O colectivismo, no entanto, vai mais longe do que a simples questão de “sacrifício pelo grupo”; há outras ideias que se fazem também parte do mesmo. É uma filosofia “pequena”, anti-elitista (e refiro-me a elitismo “bom”, de ser melhor, não a elitismo “mau”, de ter mais meios ou influência), anti-intelectual, que odeia o heróico e idolatra o medíocre. É o acreditar numa humanidade homogénea, em que ninguém é melhor ou mais capaz do que ninguém; um génio, segundo um colectivista, não passa de alguém que teve mais “sorte”, e que deve tudo o que conseguir a essa “sorte”. É a ideia de que não há “certo” e “errado”, mas que a sociedade – a maioria – é que decide o que é “certo” e “errado”. Que não há princípios fundamentais. Que não há direitos básicos do ser humano, acima dos caprichos da sociedade; se muitos decidem sacrificar um, para o colectivista, esse um perde qualquer direito.

É uma filosofia que nos diz que o sucesso deve ser punido e o fracasso recompensado. Que nos diz que um criminoso não merece punição, mas ajuda, por ser uma “vítima da sociedade”. Que diz que alguém que obtenha sucesso, o conseguiu necessariamente explorando e pisando os outros – é impossível que o tenha merecido, de alguma forma. Que quem é competente tem deveres para com quem é incompetente.

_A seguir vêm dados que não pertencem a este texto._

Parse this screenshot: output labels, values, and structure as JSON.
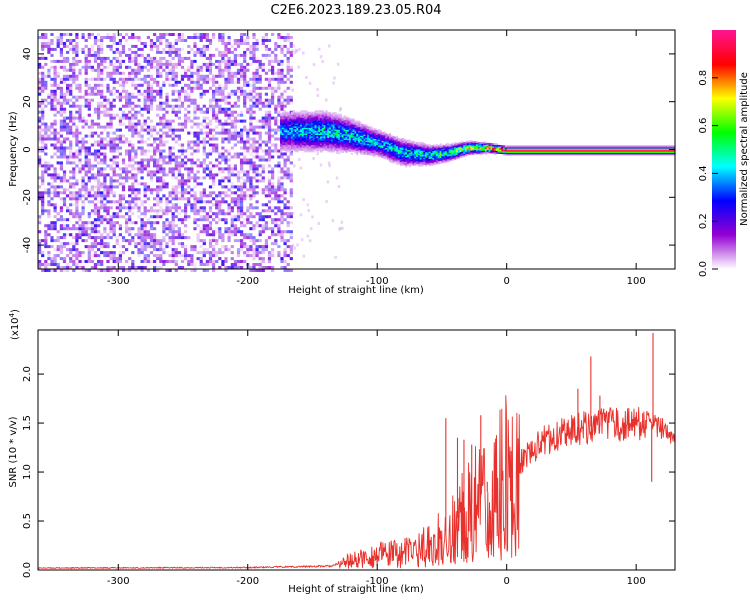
{
  "title": "C2E6.2023.189.23.05.R04",
  "chart_data": [
    {
      "type": "heatmap",
      "title": "C2E6.2023.189.23.05.R04",
      "xlabel": "Height of straight line (km)",
      "ylabel": "Frequency (Hz)",
      "xlim": [
        -362,
        130
      ],
      "ylim": [
        -50,
        50
      ],
      "x_ticks": [
        -300,
        -200,
        -100,
        0,
        100
      ],
      "x_tick_labels": [
        "-300",
        "-200",
        "-100",
        "0",
        "100"
      ],
      "y_ticks": [
        -40,
        -20,
        0,
        20,
        40
      ],
      "y_tick_labels": [
        "-40",
        "-20",
        "0",
        "20",
        "40"
      ],
      "grid": false,
      "colorbar": {
        "label": "Normalized spectral amplitude",
        "range": [
          0,
          1
        ],
        "ticks": [
          0.0,
          0.2,
          0.4,
          0.6,
          0.8
        ],
        "tick_labels": [
          "0.0",
          "0.2",
          "0.4",
          "0.6",
          "0.8"
        ],
        "colors": [
          "#ffffff",
          "#9400d3",
          "#0000ff",
          "#00ffff",
          "#00ff00",
          "#ffff00",
          "#ff0000",
          "#ff1493"
        ]
      },
      "noise_region": {
        "x_range": [
          -362,
          -167
        ],
        "freq_range": [
          -50,
          50
        ],
        "amplitude": 0.12
      },
      "signal_ridge": {
        "x": [
          -175,
          -160,
          -140,
          -120,
          -100,
          -80,
          -60,
          -45,
          -30,
          -15,
          0,
          50,
          100,
          110,
          130
        ],
        "center_freq": [
          8,
          8,
          8,
          6,
          3,
          -1,
          -2,
          -1,
          1,
          1,
          0,
          0,
          0,
          0,
          0
        ],
        "half_width": [
          6,
          6,
          6,
          5,
          4,
          4,
          3,
          2.5,
          2,
          1.5,
          1.2,
          1.2,
          1.2,
          1.2,
          1.2
        ],
        "peak_amplitude": [
          0.4,
          0.45,
          0.5,
          0.5,
          0.45,
          0.5,
          0.55,
          0.6,
          0.75,
          0.9,
          0.95,
          0.95,
          0.95,
          0.95,
          0.95
        ]
      }
    },
    {
      "type": "line",
      "xlabel": "Height of straight line (km)",
      "ylabel": "SNR (10 * v/v)",
      "y_multiplier": "(x10",
      "y_multiplier_exp": "4",
      "y_multiplier_close": ")",
      "xlim": [
        -362,
        130
      ],
      "ylim": [
        0,
        24500
      ],
      "x_ticks": [
        -300,
        -200,
        -100,
        0,
        100
      ],
      "x_tick_labels": [
        "-300",
        "-200",
        "-100",
        "0",
        "100"
      ],
      "y_ticks": [
        0,
        5000,
        10000,
        15000,
        20000
      ],
      "y_tick_labels": [
        "0.0",
        "0.5",
        "1.0",
        "1.5",
        "2.0"
      ],
      "grid": false,
      "series": [
        {
          "color": "#e8312c",
          "envelope_x": [
            -362,
            -200,
            -135,
            -125,
            -100,
            -80,
            -60,
            -50,
            -40,
            -30,
            -20,
            -10,
            0,
            10,
            20,
            30,
            40,
            50,
            60,
            70,
            80,
            90,
            100,
            110,
            117,
            125,
            130
          ],
          "envelope_y": [
            200,
            250,
            400,
            800,
            1500,
            1700,
            2500,
            3500,
            5000,
            6500,
            7500,
            8500,
            10000,
            11000,
            12300,
            13300,
            13800,
            14300,
            14600,
            14700,
            14800,
            14800,
            14900,
            15000,
            14500,
            14200,
            13500
          ],
          "spikes": [
            {
              "x": -47,
              "y": 15500
            },
            {
              "x": -38,
              "y": 13500
            },
            {
              "x": -33,
              "y": 13300
            },
            {
              "x": -27,
              "y": 12800
            },
            {
              "x": -20,
              "y": 15800
            },
            {
              "x": -15,
              "y": 9000
            },
            {
              "x": 65,
              "y": 21800
            },
            {
              "x": 55,
              "y": 18500
            },
            {
              "x": 72,
              "y": 17800
            },
            {
              "x": 105,
              "y": 16000
            },
            {
              "x": 113,
              "y": 24200
            },
            {
              "x": 112,
              "y": 9000
            }
          ]
        }
      ]
    }
  ]
}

Politicamente, o colectivista (seja qual a sua cor política) acredita num Estado poderoso, vasto, que interfira (mas sempre de forma “benevolente”, claro) ao máximo na vida de cada um, legislando a moralidade aqui, redistribuindo riqueza ali (sem se preocupar se está a tirar a quem produziu e dar a quem não lhe apetece trabalhar; afinal, a única coisa que conta é a necessidade).

É um modo de pensar relativista, que diz que todas as ideias são igualmente válidas, e ter certezas é “arrogante”. Que diz que um serial killer ou um violador não são criminosos, mas apenas têm um modo de pensar “diferente” do teu – e quem és tu para dizer que estás certo e eles estão errado? Como é que alguém pode ter a certeza de alguma coisa?

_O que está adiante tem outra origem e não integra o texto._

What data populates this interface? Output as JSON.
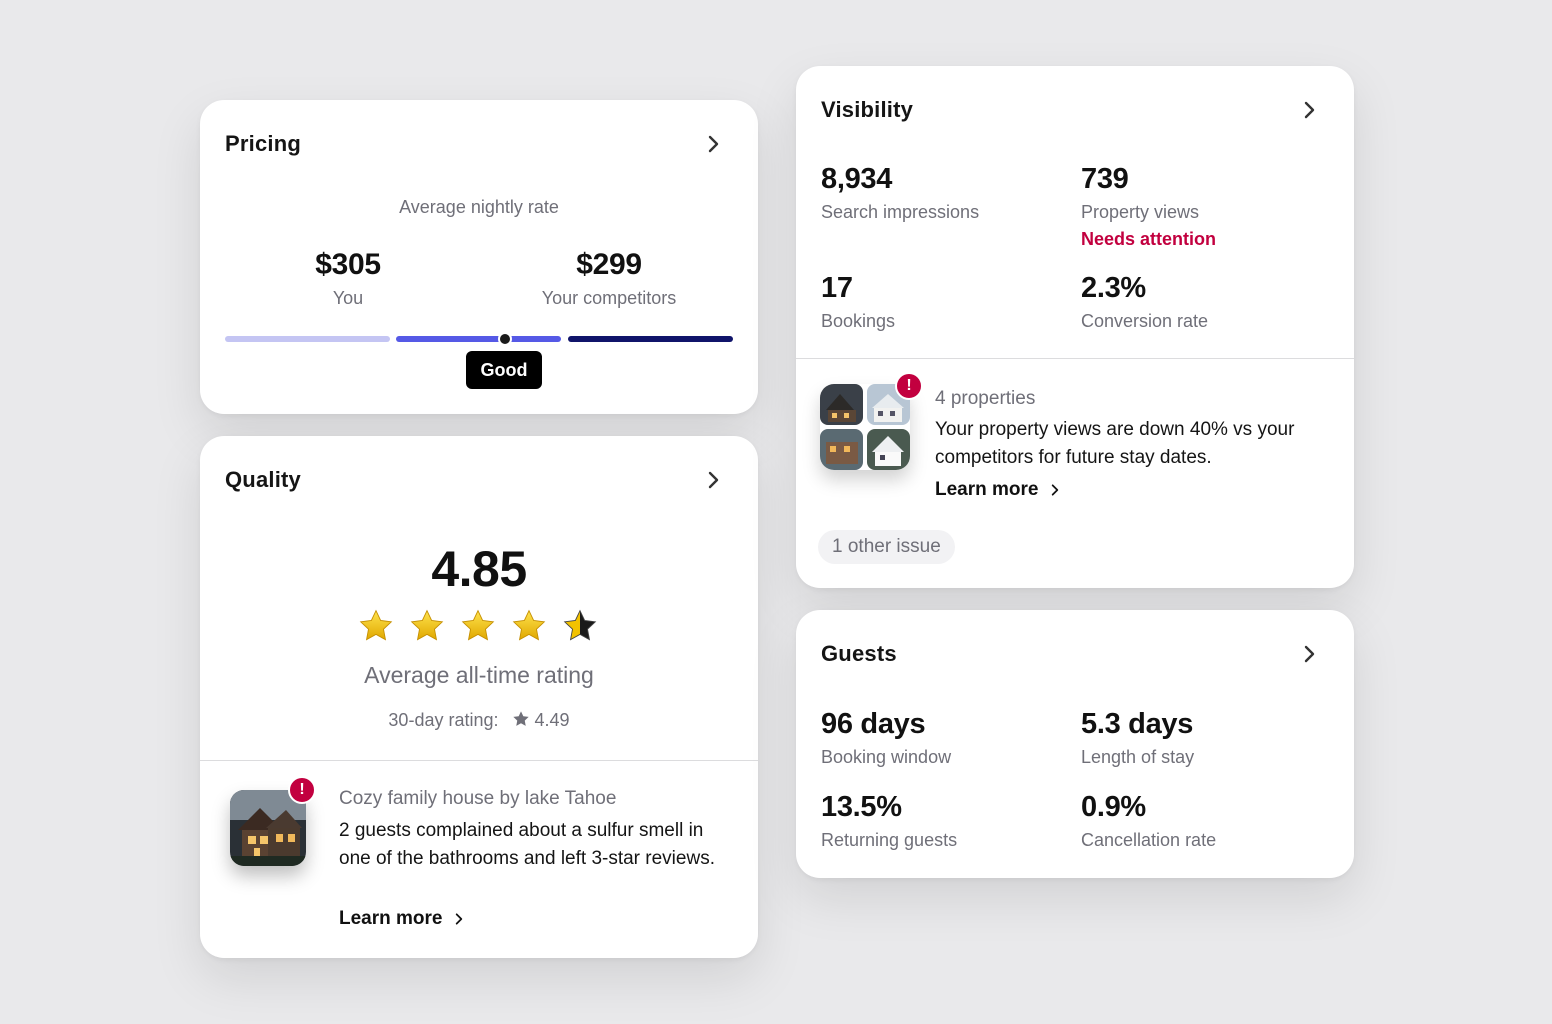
{
  "pricing": {
    "title": "Pricing",
    "subtitle": "Average nightly rate",
    "you_value": "$305",
    "you_label": "You",
    "competitor_value": "$299",
    "competitor_label": "Your competitors",
    "status": "Good",
    "colors": {
      "light": "#c4c5f3",
      "mid": "#5559e6",
      "dark": "#10146a"
    }
  },
  "quality": {
    "title": "Quality",
    "rating": "4.85",
    "rating_label": "Average all-time rating",
    "rating_30_prefix": "30-day rating:",
    "rating_30_value": "4.49",
    "issue": {
      "property": "Cozy family house by lake Tahoe",
      "text": "2 guests complained about a sulfur smell in one of the bathrooms and left 3-star reviews.",
      "link": "Learn more",
      "badge": "!"
    }
  },
  "visibility": {
    "title": "Visibility",
    "stats": [
      {
        "value": "8,934",
        "label": "Search impressions"
      },
      {
        "value": "739",
        "label": "Property views",
        "warning": "Needs attention"
      },
      {
        "value": "17",
        "label": "Bookings"
      },
      {
        "value": "2.3%",
        "label": "Conversion rate"
      }
    ],
    "issue": {
      "count": "4 properties",
      "text": "Your property views are down 40% vs your competitors for future stay dates.",
      "link": "Learn more",
      "badge": "!"
    },
    "other_issue": "1 other issue"
  },
  "guests": {
    "title": "Guests",
    "stats": [
      {
        "value": "96 days",
        "label": "Booking window"
      },
      {
        "value": "5.3 days",
        "label": "Length of stay"
      },
      {
        "value": "13.5%",
        "label": "Returning guests"
      },
      {
        "value": "0.9%",
        "label": "Cancellation rate"
      }
    ]
  },
  "colors": {
    "alert": "#c2003f",
    "muted_text": "#6f6f78"
  }
}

Estamos ou não estamos rodeados de colectivistas? Eu acho que estamos. Em Portugal… e no resto do mundo, pelas notícias que leio lá de fora.

[EDIT:] Mais relacionado do que parece: A Cultura da Mediocridade. Não acho que os States sejam tão bons como o Mário sugere, mas concordo a 100% em relação ao nosso próprio caso. Odiamos o heróico e idolatramos o medíocre – e as poucas excepções individuais são raríssimas, e normalmente atacadas como sendo “arrogantes” e “elitistas”.